These storms form "rivers" of water vapor high in the sky that eventually falls as heavy rain.
The discovery could be bad news for global climate as well as local wildlife. Image credit: Florida Stock / Shutterstock.com
Sea ice loss in the Arctic may be being made worse by powerful storms capable of shifting vast quantities of water through the air as vapor. Known as atmospheric rivers, they’re increasingly reaching the Arctic even in the freezing winter months when the sea ice is normally given a chance to recover from its summer melt. However, it looks as if atmospheric rivers are now getting in the way of this recovery.
“Arctic sea ice decline is among the most obvious evidence of global warming from the past several decades,” said lead author on a new study Pengfei Zhang, assistant research professor of meteorology and atmospheric science at Penn State, in a statement.
“Despite temperatures in the Arctic being well below freezing, sea ice decline in winter is still very significant. And our research shows atmospheric rivers are one factor in understanding why.”
An atmospheric river is a slender, transient column of condensed water vapor from the tropics located up in the atmosphere – “like a river in the sky,” according to the National Oceanic and Atmospheric Administration (NOAA). When the “river” makes it to land, it’s usually in the form of heavy rain or snowfall. Such storms recently brought 11 inches of rain to California and frequently impact midaltitude coastal regions.

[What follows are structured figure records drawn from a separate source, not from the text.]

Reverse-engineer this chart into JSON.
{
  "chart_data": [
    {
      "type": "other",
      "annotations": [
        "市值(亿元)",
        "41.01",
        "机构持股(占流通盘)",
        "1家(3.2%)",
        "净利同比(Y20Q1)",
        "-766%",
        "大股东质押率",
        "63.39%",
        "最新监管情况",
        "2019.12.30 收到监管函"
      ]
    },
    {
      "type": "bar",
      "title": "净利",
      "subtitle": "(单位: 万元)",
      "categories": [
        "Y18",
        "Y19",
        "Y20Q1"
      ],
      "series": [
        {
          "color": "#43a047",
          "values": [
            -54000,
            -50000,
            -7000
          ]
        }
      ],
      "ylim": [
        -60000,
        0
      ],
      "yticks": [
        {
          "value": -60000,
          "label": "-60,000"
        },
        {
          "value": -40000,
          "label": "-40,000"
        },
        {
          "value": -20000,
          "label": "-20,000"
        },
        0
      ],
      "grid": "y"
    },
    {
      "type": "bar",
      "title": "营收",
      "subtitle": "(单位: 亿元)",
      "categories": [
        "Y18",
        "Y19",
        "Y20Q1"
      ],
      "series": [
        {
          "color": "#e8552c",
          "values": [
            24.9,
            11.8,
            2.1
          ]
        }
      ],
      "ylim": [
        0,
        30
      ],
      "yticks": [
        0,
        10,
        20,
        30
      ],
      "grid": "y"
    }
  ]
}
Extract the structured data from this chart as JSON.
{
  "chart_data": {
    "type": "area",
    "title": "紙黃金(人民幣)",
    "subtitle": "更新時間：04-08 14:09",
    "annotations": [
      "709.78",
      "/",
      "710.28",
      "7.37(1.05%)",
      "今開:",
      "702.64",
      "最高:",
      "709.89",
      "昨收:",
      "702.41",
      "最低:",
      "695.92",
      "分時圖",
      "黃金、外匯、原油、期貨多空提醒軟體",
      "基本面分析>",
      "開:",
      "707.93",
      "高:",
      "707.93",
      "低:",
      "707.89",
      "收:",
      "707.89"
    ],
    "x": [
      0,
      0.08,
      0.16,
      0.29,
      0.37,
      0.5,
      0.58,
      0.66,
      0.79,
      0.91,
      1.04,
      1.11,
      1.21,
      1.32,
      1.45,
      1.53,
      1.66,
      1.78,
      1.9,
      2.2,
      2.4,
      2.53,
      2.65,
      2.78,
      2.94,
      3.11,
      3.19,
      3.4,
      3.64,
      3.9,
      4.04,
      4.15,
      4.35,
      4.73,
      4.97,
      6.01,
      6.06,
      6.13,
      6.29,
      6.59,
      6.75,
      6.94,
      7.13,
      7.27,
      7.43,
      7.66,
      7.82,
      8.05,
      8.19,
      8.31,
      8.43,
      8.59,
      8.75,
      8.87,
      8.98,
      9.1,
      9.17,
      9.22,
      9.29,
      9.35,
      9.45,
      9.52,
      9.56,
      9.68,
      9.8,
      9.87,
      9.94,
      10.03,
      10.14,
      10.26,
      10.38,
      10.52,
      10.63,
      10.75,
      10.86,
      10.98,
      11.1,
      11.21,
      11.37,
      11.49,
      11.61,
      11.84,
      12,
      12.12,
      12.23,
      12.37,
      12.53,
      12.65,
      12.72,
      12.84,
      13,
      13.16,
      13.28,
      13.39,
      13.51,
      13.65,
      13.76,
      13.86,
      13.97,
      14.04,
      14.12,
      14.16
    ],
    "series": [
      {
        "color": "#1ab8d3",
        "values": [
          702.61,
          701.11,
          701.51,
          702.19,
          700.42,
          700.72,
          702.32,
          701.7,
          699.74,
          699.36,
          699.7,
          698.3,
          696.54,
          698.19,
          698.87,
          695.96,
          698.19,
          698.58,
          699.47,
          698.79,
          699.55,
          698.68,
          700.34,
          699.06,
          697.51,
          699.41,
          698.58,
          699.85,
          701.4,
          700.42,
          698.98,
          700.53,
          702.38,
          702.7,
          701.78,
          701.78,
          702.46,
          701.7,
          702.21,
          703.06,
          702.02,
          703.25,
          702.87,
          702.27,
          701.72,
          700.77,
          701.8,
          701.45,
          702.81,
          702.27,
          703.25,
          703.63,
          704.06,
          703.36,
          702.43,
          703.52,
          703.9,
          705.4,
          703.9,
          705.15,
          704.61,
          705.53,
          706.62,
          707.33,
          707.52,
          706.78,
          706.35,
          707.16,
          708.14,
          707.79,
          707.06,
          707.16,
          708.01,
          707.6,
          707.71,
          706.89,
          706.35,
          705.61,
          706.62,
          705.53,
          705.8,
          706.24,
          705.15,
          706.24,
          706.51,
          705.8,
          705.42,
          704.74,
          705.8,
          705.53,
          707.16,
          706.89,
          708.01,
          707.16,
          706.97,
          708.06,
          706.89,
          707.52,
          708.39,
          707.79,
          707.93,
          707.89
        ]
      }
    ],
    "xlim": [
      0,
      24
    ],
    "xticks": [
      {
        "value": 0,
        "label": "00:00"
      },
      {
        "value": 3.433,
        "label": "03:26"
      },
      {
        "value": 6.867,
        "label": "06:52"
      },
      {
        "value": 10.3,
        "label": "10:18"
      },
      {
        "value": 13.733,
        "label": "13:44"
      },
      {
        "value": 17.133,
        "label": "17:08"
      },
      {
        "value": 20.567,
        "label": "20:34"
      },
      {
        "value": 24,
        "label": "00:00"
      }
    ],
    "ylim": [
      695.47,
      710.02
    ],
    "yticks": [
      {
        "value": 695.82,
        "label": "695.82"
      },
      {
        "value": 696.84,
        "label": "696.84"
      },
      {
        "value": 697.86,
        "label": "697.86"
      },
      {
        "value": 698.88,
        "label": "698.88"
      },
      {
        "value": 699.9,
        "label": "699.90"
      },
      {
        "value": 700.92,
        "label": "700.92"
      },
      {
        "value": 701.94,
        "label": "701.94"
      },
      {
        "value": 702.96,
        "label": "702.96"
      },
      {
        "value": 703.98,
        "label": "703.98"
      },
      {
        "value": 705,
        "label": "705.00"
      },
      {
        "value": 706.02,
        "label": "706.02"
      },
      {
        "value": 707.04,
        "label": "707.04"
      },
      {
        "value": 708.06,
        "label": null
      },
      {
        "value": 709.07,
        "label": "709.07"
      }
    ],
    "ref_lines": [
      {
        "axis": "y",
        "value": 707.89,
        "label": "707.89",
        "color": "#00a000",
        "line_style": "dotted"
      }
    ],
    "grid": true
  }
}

In 2021, we discovered they can also form atmospheric lakes: a massive aggregation of water vapor in the atmosphere, which is slow-moving and can endure for days. They form when atmospheric rivers pinch off and slow, forming a “lake” that can hold and eventually rain an awful lot of water.
Now, scientists have combined satellite observations with climate simulations to investigate how atmospheric rivers impact the Arctic during what would normally be the ice-growing season. They observed that after an atmospheric river meandered into the region, there would be an immediate effect on sea ice, which began to retreat and continued to do so for 10 days after the storm.
The finding is even more worrying in the context that atmospheric rivers are becoming more frequent in recent years.
“When this kind of moisture transport happens in the Arctic, the effect is not only the amount of rain or snow that falls from it, but also the powerful melting effect on the ice,” said co-author Mingfang Ting, a professor at Lamont-Doherty Earth Observatory, Columbia University.
“This is important since we are losing Arctic sea ice fast in the past few decades that brought many unwanted consequences such as Arctic warming, erosion of Arctic coastlines, disturbance to global weather patterns and disruption to the Arctic communities and ecosystems.”
The study was published in Nature Climate Change.